Seperti yang telah disinggung sebelumnya, perempuan memiliki hak sebanyak 30% di panggung perpolitikan negeri ini. Demi mencapai kuota itu, tak jarang banyak Partai Politik yang asal pilih. Misalnya si aktris tadi. Karena mereka memiliki nama di panggung hiburan, jadinya mereka pun lolos seleksi menjadi caleg. Bahkan tak jarang Parpol memilih aktris menjadi caleg untuk menyedot perhatian massa karena kecantikannya tanpa memikirkan kemampuan dan kesadaran dalam perpolitikan.
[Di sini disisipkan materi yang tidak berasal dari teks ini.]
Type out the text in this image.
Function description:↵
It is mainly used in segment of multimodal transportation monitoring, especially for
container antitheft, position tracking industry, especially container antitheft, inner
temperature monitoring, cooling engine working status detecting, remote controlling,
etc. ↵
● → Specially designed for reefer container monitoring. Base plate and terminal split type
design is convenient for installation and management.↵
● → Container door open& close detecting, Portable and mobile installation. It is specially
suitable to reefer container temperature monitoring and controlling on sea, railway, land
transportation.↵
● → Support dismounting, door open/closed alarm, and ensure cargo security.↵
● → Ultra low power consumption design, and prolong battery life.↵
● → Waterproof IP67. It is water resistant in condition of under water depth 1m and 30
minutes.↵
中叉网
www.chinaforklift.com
Hal ini terlihat jelas ketika Angel Lelga caleg dari Partai PPP dengan ketidak cakapannya dalam menjawab  “gempuran”  Najwa Shihab di acara Mata Najwa 15 Januari 2014 lalu, dan motivasinya sebelum mencalonkan diri sebagai anggota legislatif dari PPP  yang akan menuju DPR-RI dari dapil V Jawa Tengah, padahal pertanyaannya itu sendiri sesuai untuk kegiatannya sendiri di dapilnya. Yang lebih mengejutkan majunya caleg dari PKPI yang diketuai oleh mantan gubernur DKI Jakarta, Sutiyoso. Caleg yang dimaksud adalah Destiara Talita (25) yang sudah dua tahun belakangan ini menjadi model majalah pria dewasa. Tata sendiri telah dipersiapkan untuk bertarung di dapil VIII Jawa Barat. Kata yang paling mencengangkan yaitu “Saya menjadi caleg HANYA untuk menutupi kuota 30% caleg perempuan” ungkap Tata ketika ditanya seputar mengapa ia bisa terjun kedunia politik.



Ironis sekali jika para parpol di negeri ini memilih caleg perempuan hanya sekedar memenuhi kouta 30% dan mungkin hanya untuk menyedot perhatian massa tanpa melihat kemampuan ataupun kesadarannya dalam dunia politik. Bisakah si caleg ini menjadi politisi yang bukan hanya berdandan glamour bak peragawati bila menjadi anggota legislatif nanti? Mampukah ia memikirkan kebutuhan seluruh rakyat, atau minimal pembela kaum-nya sendiri? Bila bukan dari kalangan aktris, adakah keinginannya menjadi politisi untuk membangun daerahnya, memajukan kesejahteraan masyarakat luas? Serta yang paling penting, mampukah ia sebagai perempuan meminimalisir penjajahan bagi kaum perempuan?. Ini yang harus kita perempuan pikirkan sebelum benar-benar terjun kedunia politik.



Keterwakilan perempuan di panggung perpolitikan tanah air, tentunya memberi angin segar bagi kaum perempuan negeri ini yang masih banyak mengalami pelecehan seksual, kurang mendapatkan pendidikan, dan tak berani mengaktualisasikan dirinya sendiri. Bukannya malah bermewah-mewahan dengan style dan bergaya karena kecantikannya. Walaupun perempuan hanya di beri ruang 30 % di dunia poitik yang seharusnya perempuan dan laki–laki ini sama–sama mendapat tempat yang sama yaitu 50% semua dan karna memang pada sejarahnya perempuan dan laki–laki itu setara dan mempunyai tempat yang sama.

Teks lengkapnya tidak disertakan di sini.